Mindy Newell: Wonder Woman? Okay, I’ll Chime In!
- It’s been said before, and I’ll say it again. Gal Gadot is to WW as Christopher Reeve was to Superman. Her portrayal of the Amazon leaves an indelible print upon the character; it’s as if Zeus did indeed exhale, not upon a figure of clay, but upon a two-dimensional comic book form drawn of pen and ink, allowing her to step off the flat page and into the three-dimensional world, granting her life and all the depth and breadth of humanity.
- Chris Pine’s Steve Trevor is not some ineffectual weenie who somehow got through basic training, nor is he some steroid-enhanced muscle-bound moose. Nor is he the male version of a 1950s Lois Lane, mooning after love. Nor is he the callous male hunk in love with his own reflection. And though he opens Diana’s eyes to what is going on “out in the world,” his piercing blue eyes are not the reason she leaves Paradise Island.
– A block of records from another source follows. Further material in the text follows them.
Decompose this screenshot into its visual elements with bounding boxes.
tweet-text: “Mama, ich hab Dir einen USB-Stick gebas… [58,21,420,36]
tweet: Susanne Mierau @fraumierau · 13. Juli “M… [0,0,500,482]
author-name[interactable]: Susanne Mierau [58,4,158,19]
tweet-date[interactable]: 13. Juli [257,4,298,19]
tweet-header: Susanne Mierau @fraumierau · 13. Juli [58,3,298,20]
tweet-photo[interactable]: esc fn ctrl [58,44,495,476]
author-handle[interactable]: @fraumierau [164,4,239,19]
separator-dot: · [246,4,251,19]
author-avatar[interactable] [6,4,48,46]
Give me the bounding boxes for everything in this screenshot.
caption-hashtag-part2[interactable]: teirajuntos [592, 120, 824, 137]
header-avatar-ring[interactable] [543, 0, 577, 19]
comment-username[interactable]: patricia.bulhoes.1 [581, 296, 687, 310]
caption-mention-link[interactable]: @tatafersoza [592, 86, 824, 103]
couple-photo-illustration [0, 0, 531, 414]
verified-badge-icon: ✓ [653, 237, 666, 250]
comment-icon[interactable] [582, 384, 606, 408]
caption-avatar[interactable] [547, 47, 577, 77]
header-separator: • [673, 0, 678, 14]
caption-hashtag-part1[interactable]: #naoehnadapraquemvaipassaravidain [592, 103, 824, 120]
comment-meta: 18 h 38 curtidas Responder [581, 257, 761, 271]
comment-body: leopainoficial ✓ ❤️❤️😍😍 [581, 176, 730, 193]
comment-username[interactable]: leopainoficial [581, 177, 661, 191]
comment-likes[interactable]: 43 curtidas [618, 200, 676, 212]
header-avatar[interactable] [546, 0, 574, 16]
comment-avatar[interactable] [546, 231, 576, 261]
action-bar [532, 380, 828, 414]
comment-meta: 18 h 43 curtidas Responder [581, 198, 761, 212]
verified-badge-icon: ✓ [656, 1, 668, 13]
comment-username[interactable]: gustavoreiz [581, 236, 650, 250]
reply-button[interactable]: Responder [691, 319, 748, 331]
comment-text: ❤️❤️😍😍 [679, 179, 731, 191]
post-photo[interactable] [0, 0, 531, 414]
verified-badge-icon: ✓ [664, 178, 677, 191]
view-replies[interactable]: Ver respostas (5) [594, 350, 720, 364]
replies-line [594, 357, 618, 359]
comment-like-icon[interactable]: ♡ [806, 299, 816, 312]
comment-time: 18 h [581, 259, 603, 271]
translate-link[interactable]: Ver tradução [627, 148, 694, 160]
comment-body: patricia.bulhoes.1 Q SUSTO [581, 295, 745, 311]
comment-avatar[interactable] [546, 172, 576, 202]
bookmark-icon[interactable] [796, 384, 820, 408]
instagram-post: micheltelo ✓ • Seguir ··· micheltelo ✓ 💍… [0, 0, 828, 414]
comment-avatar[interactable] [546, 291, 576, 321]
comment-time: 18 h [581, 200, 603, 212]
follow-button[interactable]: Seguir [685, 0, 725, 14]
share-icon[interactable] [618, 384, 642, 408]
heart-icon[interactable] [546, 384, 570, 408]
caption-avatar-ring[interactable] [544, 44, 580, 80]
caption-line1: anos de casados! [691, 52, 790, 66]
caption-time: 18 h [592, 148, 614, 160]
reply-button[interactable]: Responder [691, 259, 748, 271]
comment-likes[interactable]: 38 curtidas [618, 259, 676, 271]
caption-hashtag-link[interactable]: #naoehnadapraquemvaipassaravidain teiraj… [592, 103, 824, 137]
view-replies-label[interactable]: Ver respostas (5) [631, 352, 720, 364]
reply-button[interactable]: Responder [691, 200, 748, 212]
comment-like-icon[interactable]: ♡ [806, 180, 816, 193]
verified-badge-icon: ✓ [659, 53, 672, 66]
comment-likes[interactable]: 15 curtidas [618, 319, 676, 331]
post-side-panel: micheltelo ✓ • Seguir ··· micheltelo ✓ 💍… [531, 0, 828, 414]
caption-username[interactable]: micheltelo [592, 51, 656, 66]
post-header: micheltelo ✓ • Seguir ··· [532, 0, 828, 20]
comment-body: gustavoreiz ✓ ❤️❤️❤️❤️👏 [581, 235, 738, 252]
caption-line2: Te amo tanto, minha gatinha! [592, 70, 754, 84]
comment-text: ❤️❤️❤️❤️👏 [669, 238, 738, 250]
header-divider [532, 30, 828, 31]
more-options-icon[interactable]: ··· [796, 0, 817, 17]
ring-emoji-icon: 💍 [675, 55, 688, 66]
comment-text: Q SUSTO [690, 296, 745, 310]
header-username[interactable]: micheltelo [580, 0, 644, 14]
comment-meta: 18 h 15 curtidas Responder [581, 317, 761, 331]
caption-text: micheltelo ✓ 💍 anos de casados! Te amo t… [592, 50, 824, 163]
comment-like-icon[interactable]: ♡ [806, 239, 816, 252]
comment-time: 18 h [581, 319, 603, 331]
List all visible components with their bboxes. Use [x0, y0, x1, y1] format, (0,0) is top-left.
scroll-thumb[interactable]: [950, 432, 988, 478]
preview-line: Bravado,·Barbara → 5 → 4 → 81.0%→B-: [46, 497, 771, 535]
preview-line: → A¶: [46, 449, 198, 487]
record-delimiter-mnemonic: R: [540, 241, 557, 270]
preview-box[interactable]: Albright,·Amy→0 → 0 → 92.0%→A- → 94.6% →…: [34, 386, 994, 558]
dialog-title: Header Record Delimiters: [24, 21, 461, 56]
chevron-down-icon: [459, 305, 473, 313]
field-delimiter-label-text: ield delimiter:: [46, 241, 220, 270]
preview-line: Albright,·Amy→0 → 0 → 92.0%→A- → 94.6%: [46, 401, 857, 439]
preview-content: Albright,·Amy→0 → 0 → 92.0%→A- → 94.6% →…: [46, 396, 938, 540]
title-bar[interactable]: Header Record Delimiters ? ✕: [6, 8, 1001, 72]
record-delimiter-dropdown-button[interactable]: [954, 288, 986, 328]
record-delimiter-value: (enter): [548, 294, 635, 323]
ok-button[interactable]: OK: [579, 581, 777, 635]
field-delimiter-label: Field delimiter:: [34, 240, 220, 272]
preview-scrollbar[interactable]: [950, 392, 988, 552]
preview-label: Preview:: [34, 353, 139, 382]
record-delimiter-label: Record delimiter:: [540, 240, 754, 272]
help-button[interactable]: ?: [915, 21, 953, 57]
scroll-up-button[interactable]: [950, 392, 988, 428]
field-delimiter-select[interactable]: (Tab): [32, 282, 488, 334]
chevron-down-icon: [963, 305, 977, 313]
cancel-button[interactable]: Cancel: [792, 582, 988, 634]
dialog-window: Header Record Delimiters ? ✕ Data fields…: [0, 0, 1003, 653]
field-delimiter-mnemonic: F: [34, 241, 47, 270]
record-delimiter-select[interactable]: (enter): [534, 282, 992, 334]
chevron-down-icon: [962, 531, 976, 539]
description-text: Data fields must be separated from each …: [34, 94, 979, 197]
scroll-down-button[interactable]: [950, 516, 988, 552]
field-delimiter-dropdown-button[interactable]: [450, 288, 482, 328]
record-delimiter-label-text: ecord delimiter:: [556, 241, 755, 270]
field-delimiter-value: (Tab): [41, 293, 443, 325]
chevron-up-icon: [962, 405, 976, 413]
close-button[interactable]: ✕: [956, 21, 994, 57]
- Etta Candy got short shrift, but it’s clear that she’s not some Woo-Wooing sidekick. Yes, she’s a secretary, but she’s no slave; secretaries do get paid, y’know. To even be a working woman in 1918 was pretty daring, and to work in military intelligence means that she’s no slouch when it comes ability. World War I was the start of a new social order in England, as those of you who watched Downton Abbey know, and I’m pretty sure Etta votes Labor and has marched for woman’s suffrage.
- I loved the portrayal of Themiscrya. Of course I immediately thought of George (Pérez) as I looked upon the architecture and facades of the city; and I also thought of my own work and remembered how, as I wrote, I would picture Diana’s home in my head. (I also thought of Marion Zimmer Bradley’s The Mists of Avalon, another book that also features a mystical island of women.) But it wasn’t just George or my own work or Bradley’s; it was also a callback to my childhood, when I would look at the clouds piling up on the horizon as the sun set, and see castles and waterfalls and NeverNever Land and magic.
- The battle against Ares: eh. Not so much. Almost anti-climatic in my book. The battle of the Amazons against the Germans invading Themiscrya? Yes! Yes! Yes!
- Diana’s realization that killing Ares did not stop the war, did not stop the violence and destruction was like watching a child who is told numerous times to stay away from the oven because it’s hot, but still reaches out when Mommy’s not looking to touch it, and…wow, it hurts! I guess, sometimes, you just have to let the kid learn for herself.
- What was with the woman in The Phantom of the Opera mask? No back story, nothing. Who was she? We understand why the Queen gives the poison apple to Snow White; we get why Maleficent put the curse on Sleeping Beauty. I thought that perhaps she was an Amazon who had left Themiscrya because she was “bored now,” or something; but nope. Nada. Unless she shows up in some future sequel – maybe she’s Circe?
- Referencing Mike Gold’s column of July 7: Are you fucking kidding me? Fox News will do and say anything these days as their ratings sink and their Orange Führer sinks even lower.
- Gal Gadot is Israeli and Jewish. (There are Israeli Christians and Muslims, y’know.) Apparently this bothers some people:
Comicbook.com: There IS a Person of Color in the Lead Role
The (Jewish) Forward: ‘Wonder Woman’ Sparks Debate About Jewish Identity
Slate.com: Why So Many People Care Wonder Woman Is Israeli
Do these people know that Jesus Christ was Jewish? Do they realize that the odds of a Middle Eastern man born approximately 2,017 years ago on being blonde and blue-eyed and white are considerably less than the odds of winning the Powerball lottery?
And, sure, Cleopatra looked like Elizabeth Taylor – who converted to Judaism, by the way. Liz, I mean.
Fucking assholes… Welcome to the Age of Trump, people.